|Title||Effects of wind erosion on the spatial heterogeneity of soil nutrients in two desert grassland communities|
|Publication Type||Journal Article|
|Year of Publication||2008|
|Authors||Li J, Okin GS, Alvarez L, Epstein H|
|Keywords||article, geostatistics, journal, soil carbon, soil nitrogen, soil nutrients, spatial heterogeneity, wind erosion, soil carbon, wind erosion, soil nitrogen, wind erosion, soil nutrients|
Wind is known to affect the spatial heterogeneity of soil resources in arid and semiarid systems, but multi-year, quantified observations are largely absent.
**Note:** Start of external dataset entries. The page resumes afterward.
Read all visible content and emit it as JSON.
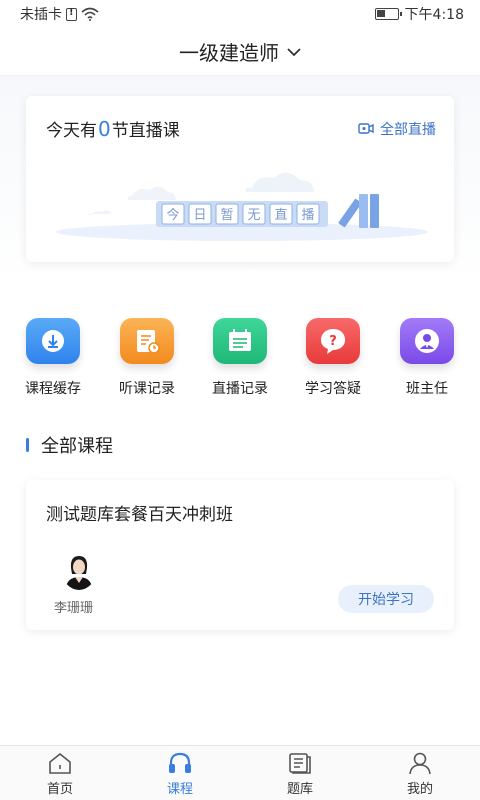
{
  "status_bar": {
    "carrier": "未插卡",
    "time": "下午4:18"
  },
  "header": {
    "title": "一级建造师"
  },
  "live": {
    "prefix": "今天有",
    "count": "0",
    "suffix": "节直播课",
    "all_live_label": "全部直播",
    "empty_chars": [
      "今",
      "日",
      "暂",
      "无",
      "直",
      "播"
    ]
  },
  "quick_actions": [
    {
      "label": "课程缓存",
      "icon": "download-icon",
      "color": "#3a8ff0"
    },
    {
      "label": "听课记录",
      "icon": "record-icon",
      "color": "#f49a2e"
    },
    {
      "label": "直播记录",
      "icon": "calendar-icon",
      "color": "#2bc287"
    },
    {
      "label": "学习答疑",
      "icon": "question-icon",
      "color": "#f04a4a"
    },
    {
      "label": "班主任",
      "icon": "teacher-icon",
      "color": "#8a5cf0"
    }
  ],
  "section": {
    "title": "全部课程"
  },
  "course": {
    "title": "测试题库套餐百天冲刺班",
    "teacher": "李珊珊",
    "button": "开始学习"
  },
  "tabs": [
    {
      "label": "首页",
      "icon": "home-icon",
      "active": false
    },
    {
      "label": "课程",
      "icon": "headphones-icon",
      "active": true
    },
    {
      "label": "题库",
      "icon": "question-bank-icon",
      "active": false
    },
    {
      "label": "我的",
      "icon": "profile-icon",
      "active": false
    }
  ],
  "colors": {
    "accent": "#3b7ddd",
    "link": "#3c73c8"
  }
}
We studied the effects of wind erosion on the spatial distribution of soil organic carbon (SOC) and other soil nutrients at the Jornada Experimental Range, in southern New Mexico. Enhanced wind erosion was encouraged by grass cover reduction in a Sporobolus-mesquite dominated site (SM) and a Bouteloua-mesquite dominated site (BM). The scale and magnitude of spatial dependence for the soil analytes were quantified using geostatistical analyses. Results of this study show that soil organic matter related analytes such as SOC, TN, Navail, and SO4 2 are among the first to be eroded and redistributed; cations such as Ca2+ and Mg2+ may not be removed and redistributed significantly; and other ions such as K+, Na+ and Cl- showed no discernible pattern of change. Geostatistics show that wind appeared to increase the scale of spatial autocorrelation, but decrease the scale of spatial dependence of most soil analytes over 2–3 windy seasons. In the wind enhanced plot of the SM site, up to 99% of the spatial dependence of SOC was autocorrelated at the distance of 1.45 m before the initiation of wind erosion, but the spatial dependence dropped significantly to only 60% at a larger autocorrelation distance of 2.76 m after three windy seasons. Similar but less significant changes were observed for SOC in the BM site. Despite the differential effects of wind on the soil analytes, we conclude that the overall results of wind on the grass cover reduction plots are the disappearance of small, strong fertile islands, which may be related to grasses; and the reinforcement of large fertile islands, which are likely related to mesquite shrubs. In addition, the change of the spatial patterns of SOC and other soil nutrients induced by enhanced wind erosion may persist and reinforce soil islands associated with shrubs, thus allowing a positive feedback for further desertification in this arid grassland.